SEC FILE NUMBER
001-31486
 
CUSIP NUMBER
947890109
 
UNITED STATES
SECURITIES AND EXCHANGE COMMISSION
Washington, D.C. 20549
 
FORM 12b-25
NOTIFICATION OF LATE FILING

 
(Check one): [  ] Form 10-K [  ] Form 20-F [  ] Form 11-K [X] Form 10-Q [  ] Form 10-D [  ] Form N-CEN
[  ] Form N-CSR
 
For Period Ended: March 31, 2022            
 
[  ] Transition Report on Form 10-K
[  ] Transition Report on Form 20-F
[  ] Transition Report on Form 11-K
[  ] Transition Report on Form 10-Q

For the Transition Period Ended:
 
Read Instruction (on back page) Before Preparing Form. Please Print or Type.
Nothing in this form shall be construed to imply that the Commission has verified any information contained herein.
 
If the notification relates to a portion of the filing checked above, identify the Item(s) to which the notification relates:
   
  
PART I - REGISTRANT INFORMATION
 
Webster Financial Corporation
Full Name of Registrant

Former Name if Applicable
200 Elm Street
Address of Principal Executive Office (Street and Number)
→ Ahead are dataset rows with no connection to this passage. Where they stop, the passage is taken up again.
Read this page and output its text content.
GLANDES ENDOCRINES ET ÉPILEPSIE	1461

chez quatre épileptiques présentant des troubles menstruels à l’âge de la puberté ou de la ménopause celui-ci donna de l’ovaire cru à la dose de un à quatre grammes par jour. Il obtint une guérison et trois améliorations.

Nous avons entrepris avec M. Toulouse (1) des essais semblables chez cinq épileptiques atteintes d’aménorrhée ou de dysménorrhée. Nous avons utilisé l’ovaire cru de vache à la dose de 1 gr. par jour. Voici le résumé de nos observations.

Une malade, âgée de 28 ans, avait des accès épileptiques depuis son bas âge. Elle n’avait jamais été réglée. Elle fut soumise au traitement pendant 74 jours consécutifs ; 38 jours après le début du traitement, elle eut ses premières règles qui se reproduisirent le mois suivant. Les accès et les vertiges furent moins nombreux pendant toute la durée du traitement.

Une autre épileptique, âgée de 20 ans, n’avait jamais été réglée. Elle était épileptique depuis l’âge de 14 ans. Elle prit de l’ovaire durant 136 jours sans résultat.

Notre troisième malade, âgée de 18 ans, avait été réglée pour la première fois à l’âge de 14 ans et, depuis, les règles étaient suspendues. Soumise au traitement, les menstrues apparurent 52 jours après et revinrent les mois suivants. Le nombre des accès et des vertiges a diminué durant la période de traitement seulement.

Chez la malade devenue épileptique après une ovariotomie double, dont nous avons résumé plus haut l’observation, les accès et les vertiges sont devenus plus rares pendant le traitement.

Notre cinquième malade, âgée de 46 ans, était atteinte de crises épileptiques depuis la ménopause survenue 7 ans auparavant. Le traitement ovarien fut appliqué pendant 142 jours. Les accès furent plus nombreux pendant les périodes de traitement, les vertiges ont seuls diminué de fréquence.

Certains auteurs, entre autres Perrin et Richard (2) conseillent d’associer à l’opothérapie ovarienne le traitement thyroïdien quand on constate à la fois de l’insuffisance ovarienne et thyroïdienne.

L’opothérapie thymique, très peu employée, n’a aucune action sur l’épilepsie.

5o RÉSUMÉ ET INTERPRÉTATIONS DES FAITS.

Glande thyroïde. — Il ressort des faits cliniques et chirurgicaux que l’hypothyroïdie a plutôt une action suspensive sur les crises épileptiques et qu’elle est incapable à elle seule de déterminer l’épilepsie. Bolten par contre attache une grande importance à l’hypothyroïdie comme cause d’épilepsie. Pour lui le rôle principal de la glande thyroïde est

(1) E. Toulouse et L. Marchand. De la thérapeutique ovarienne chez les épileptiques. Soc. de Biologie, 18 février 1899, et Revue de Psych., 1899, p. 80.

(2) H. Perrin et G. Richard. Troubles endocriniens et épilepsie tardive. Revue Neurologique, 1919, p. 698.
Stamford, Connecticut 06902
City, State and Zip Code
   
 








PART II - RULES 12b-25(b) AND (c)
 
If the subject report could not be filed without unreasonable effort or expense and the registrant seeks relief pursuant to Rule 12b-25(b), the following should be completed. (Check box if appropriate)
 
 (a)The reason described in reasonable detail in Part III of this form could not be eliminated without unreasonable effort or expense
   
[X](b)The subject annual report, semi-annual report, transition report on Form 10-K, Form 20-F, Form 11-K, Form N-CEN or Form N-CSR, or portion thereof, will be filed on or before the fifteenth calendar day following the prescribed due date; or the subject quarterly report or transition report on Form 10-Q or subject distribution report on Form 10-D, or portion thereof, will be filed on or before the fifth calendar day following the prescribed due date; and
   
 (c)The accountant’s statement or other exhibit required by Rule 12b-25(c) has been attached if applicable.
    

PART III - NARRATIVE
 
State below in reasonable detail why Forms 10-K, 20-F, 11-K, 10-Q, 10-D, N-CEN, N-CSR, or the transition report or portion thereof, could not be filed within the prescribed time period.
 
The Quarterly Report on Form 10-Q (the “Form 10-Q”) of Webster Financial Corporation (the “Company”) could not be filed within the prescribed time period without unreasonable effort or expense. The Company requires additional time to compile and review information and disclosures in connection with the completion of its merger with Sterling Bancorp. The Company plans to file the Form 10-Q no later than the fifth calendar day following the prescribed due date.
     

PART IV - OTHER INFORMATION
 
(1)Name and telephone number of person to contact in regard to this notification
      
 Albert J. Wang (203) 236-8972
 (Name) (Area Code) (Telephone Number)
      
(2)Have all other periodic reports required under Section 13 or 15(d) of the Securities Exchange Act of 1934 or Section 30 of the Investment Company Act of 1940 during the preceding 12 months or for such shorter period that the registrant was required to file such report(s) been filed? If answer is no, identify report(s). Yes [X] No [  ]
  
(3)
Is it anticipated that any significant change in results of operations from the corresponding period for the last fiscal year will be reflected by the earnings statements to be included in the subject report or portion thereof? Yes [X] No [ ]

If so, attach an explanation of the anticipated change, both narratively and quantitatively, and, if appropriate, state the reasons why a reasonable estimate of the results cannot be made.

As stated in Part III above, the Company completed its merger with Sterling Bancorp effective January 31, 2022. Accordingly, first quarter 2022 results reflect the impact of the merger, which will result in significant changes in results of operations for the quarter ended March 31, 2022 compared to the quarter ended March 31, 2021. Net (loss) income available to common shareholders for the quarter ended March 31, 2022 was $(20.2) million compared to $106.1 million for the quarter ended March 31, 2021. First quarter 2022 results include charges related to the merger, strategic initiatives, and initial non-purchase credit deteriorated provision totaling $279.5 million (pre-tax).
 
 









Webster Financial Corporation
 (Name of Registrant as Specified in its Charter)
 
has caused this notification to be signed on its behalf by the undersigned hereunto duly authorized.
 
Dated: May 10, 2022By:/s/ Albert J. Wang
 Name: Albert J. Wang
 Title:EVP and Chief Accounting Officer
 
ATTENTION
Intentional misstatements or omissions of fact constitute Federal Criminal Violations (See 18 U.S.C. 1001).